Once there, we were greeted by half a dozen closed doors. The cubicles were all occupied by what sounded like dutiful janitors armed with powerful vacuum cleaners, which we saw as a good sign. Surely out of six, one of them would take pity on a couple of weary travellers and show himself generous. Even though this place had an extremely relaxed attitude to recreationals, we thought it bad form to loiter suspiciously where we were and headed for the urinals to wait for a cubicle to open. It didn’t take long, for moments later, the music stopped and was quickly replaced with the loud protestations of the disappointed clientele. Five cubicles opened and their occupants burst out looking worried. Their fears were instantly confirmed by the panicked hullabaloo that started coming from the main room. It dawned on us: “a drug bust!” Dimitri and I said.

Very soon, we were the only ones left in the toilets and though the surprise had sobered us up a little, we were at a loss as to what to do next. There was nothing incriminating about us beyond our inebriated state, so spending the night in a New York gaol seemed unlikely but the inconvenience of having to explain our being there to the local constabulary, was more than we could handle at the time. “What do we do?” my friend asked. I was about to answer that I had no idea when the door of the last cubicle flew open and who would step out but the very same man who’d given me the spliff earlier. He headed for the door and for a moment I thought that would be the last we saw of him but after peering down the corridor, he turned to us and said: “Follow me!” We did without hesitation.

He lead us through a maze of corridors and stairways, whilst we were doing our best to keep up. Occasionally we had to find support against a wall or banister, struggling to catch our breath and swallowing hard to not be sick on the floor but eventually, we got to a fire escape. The commotion behind us had died down and there was no sound outside but the usual traffic. He surveyed the area and satisfied that it was safe, signalled us to come out. We were a few stories up on one of those iconic iron ladders and slowly, with the grace of a drunken swan, we made our way to the ground. We could see a couple of police cars at the end of the alleyway but from what we could tell, we were out of the woods. “Thanks” I muttered, barely breathing. “No problem” he replied, smiling and ambling back to the main road, “Welcome to New York.”

Dimitri and I went the other way, acting as normal as we could manage and found a store where we bought a couple of cans which we had on our way back to the hotel, in brown paper bags. Though we were advised that it wasn’t allowed, we thought we’d deserved them and enjoyed them immensely, laughing at ourselves and at the night’s events all the way. It was one of those great nights that only come about if you let them, those you only experience when you say yes to something you shouldn’t and it was all the better for having being shared with a friend in a great city.

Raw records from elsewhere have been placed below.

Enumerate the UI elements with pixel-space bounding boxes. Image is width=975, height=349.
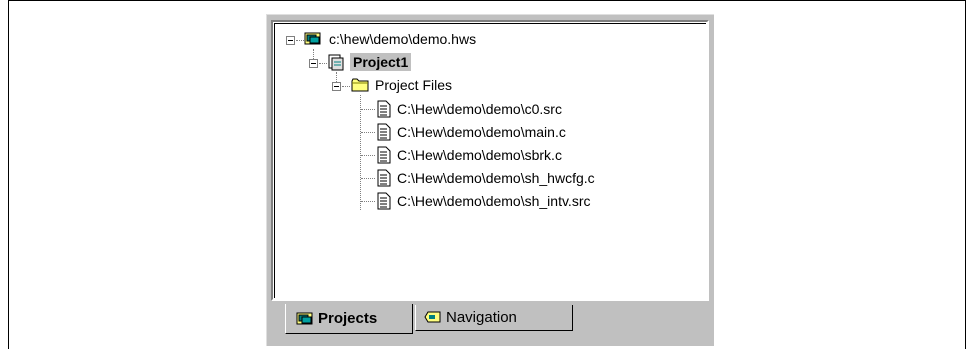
folder-collapse-toggle[interactable] [332,82,341,91]
file-icon [377,169,391,187]
workspace-icon [296,312,313,325]
tab-navigation[interactable]: Navigation [415,305,573,331]
workspace-tree[interactable]: c:\hew\demo\demo.hws Project1 Project Fi… [271,20,709,301]
tree-line [361,132,375,133]
workspace-root-label[interactable]: c:\hew\demo\demo.hws [329,30,476,48]
tab-projects[interactable]: Projects [285,304,413,334]
tab-navigation-label: Navigation [446,309,517,326]
navigation-icon [424,311,441,323]
project-label[interactable]: Project1 [350,53,412,71]
folder-label[interactable]: Project Files [375,76,452,94]
file-item[interactable]: C:\Hew\demo\demo\sh_intv.src [397,192,590,210]
file-item[interactable]: C:\Hew\demo\demo\sh_hwcfg.c [397,169,595,187]
tab-projects-label: Projects [318,310,378,327]
project-icon [328,54,344,71]
tree-line [313,49,314,59]
tree-line [360,95,361,210]
tree-line [361,201,375,202]
folder-icon [351,78,369,92]
file-icon [377,146,391,164]
file-icon [377,100,391,118]
file-item[interactable]: C:\Hew\demo\demo\main.c [397,123,566,141]
tree-content: c:\hew\demo\demo.hws Project1 Project Fi… [274,23,706,298]
file-icon [377,192,391,210]
tree-line [336,72,337,82]
workspace-window: c:\hew\demo\demo.hws Project1 Project Fi… [266,14,714,346]
tree-line [342,86,350,87]
workspace-icon [304,32,321,45]
tree-line [319,63,327,64]
file-icon [377,123,391,141]
file-item[interactable]: C:\Hew\demo\demo\sbrk.c [397,146,562,164]
tree-line [361,178,375,179]
tree-line [296,40,304,41]
tree-line [361,155,375,156]
tree-line [361,109,375,110]
project-collapse-toggle[interactable] [309,59,318,68]
workspace-tabs: Projects Navigation [267,304,713,346]
file-item[interactable]: C:\Hew\demo\demo\c0.src [397,100,562,118]
root-collapse-toggle[interactable] [286,36,295,45]
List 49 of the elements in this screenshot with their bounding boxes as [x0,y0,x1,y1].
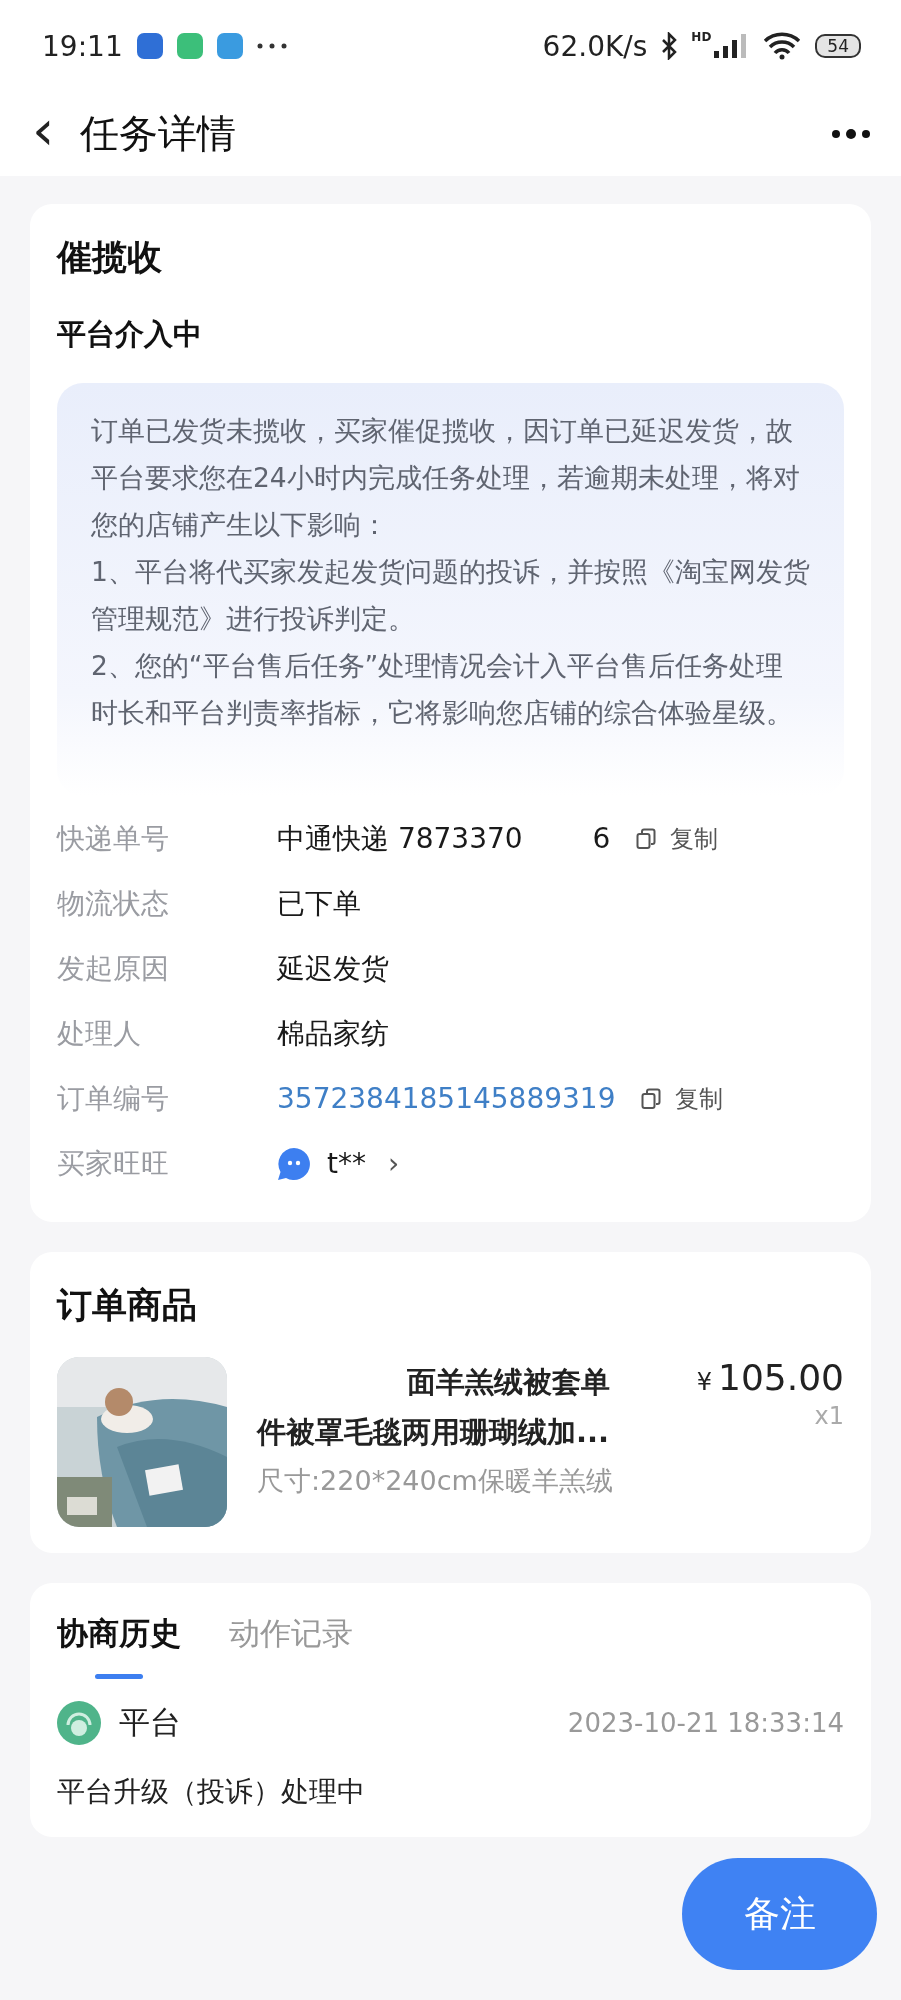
actor-name: 平台 [119,1703,181,1742]
network-type: HD [691,30,712,44]
field-value: 中通快递 7873370 [277,820,523,857]
field-value: 棉品家纺 [277,1015,389,1052]
clock: 19:11 [42,29,123,63]
app-icon [136,33,163,59]
task-status: 平台介入中 [57,316,203,353]
field-label: 快递单号 [57,820,170,857]
order-number-link[interactable]: 3572384185145889319 [277,1082,616,1115]
copy-button[interactable]: 复制 [636,822,719,855]
chat-bubble-icon [277,1146,311,1181]
product-price: ¥ 105.00 [696,1357,844,1398]
product-spec: 尺寸:220*240cm保暖羊羔绒 [257,1464,614,1498]
field-value: 已下单 [277,885,361,922]
product-quantity: x1 [814,1402,844,1430]
product-title: 面羊羔绒被套单 [406,1364,611,1401]
notice-text: 订单已发货未揽收，买家催促揽收，因订单已延迟发货，故平台要求您在24小时内完成任务处理，若逾期未处理，将对您的店铺产生以下影响： [91,414,801,542]
tab[interactable]: 协商历史 [57,1613,181,1679]
page-title: 任务详情 [80,110,237,158]
entry-time: 2023-10-21 18:33:14 [567,1708,844,1738]
buyer-name[interactable]: t** [327,1147,366,1180]
wifi-icon [763,32,802,60]
battery-level: 54 [815,34,861,58]
product-title: 件被罩毛毯两用珊瑚绒加... [257,1414,611,1451]
field-label: 订单编号 [57,1080,170,1117]
field-label: 发起原因 [57,950,170,987]
note-button[interactable]: 备注 [682,1858,877,1970]
network-speed: 62.0K/s [542,29,648,63]
app-icon [176,33,203,59]
copy-button[interactable]: 复制 [641,1082,724,1115]
field-label: 物流状态 [57,885,170,922]
field-value: 延迟发货 [277,950,389,987]
back-button[interactable]: ‹ [32,102,55,158]
copy-icon [636,827,657,850]
field-value: 6 [592,822,611,855]
notice-text: 1、平台将代买家发起发货问题的投诉，并按照《淘宝网发货管理规范》进行投诉判定。 [91,555,810,636]
section-title: 订单商品 [57,1284,198,1327]
more-icon[interactable] [831,129,871,139]
notice-text: 2、您的“平台售后任务”处理情况会计入平台售后任务处理时长和平台判责率指标，它将影响您店铺的综合体验星级。 [91,649,794,730]
app-icon [216,33,243,59]
field-label: 买家旺旺 [57,1145,170,1182]
entry-text: 平台升级（投诉）处理中 [57,1774,366,1810]
copy-icon [641,1087,662,1110]
bluetooth-icon [661,32,678,60]
chevron-icon[interactable]: › [388,1147,400,1180]
task-title: 催揽收 [57,236,163,279]
more-icon [256,43,287,49]
headset-avatar-icon [57,1701,101,1745]
field-label: 处理人 [57,1015,142,1052]
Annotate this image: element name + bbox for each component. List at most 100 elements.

A couple of days later, we were on the plane back to London, several hundred pounds poorer but in my mind, richer in experience. I often wonder what happened to the people I met there. Do they still keep the party going by sending keen customers places they have no place being at? Do they still help strangers lost in the night, when the man pulls the plug? I  like to think they do and judging by other adventures I had in other countries, I know they’re not alone. But that’s for another time.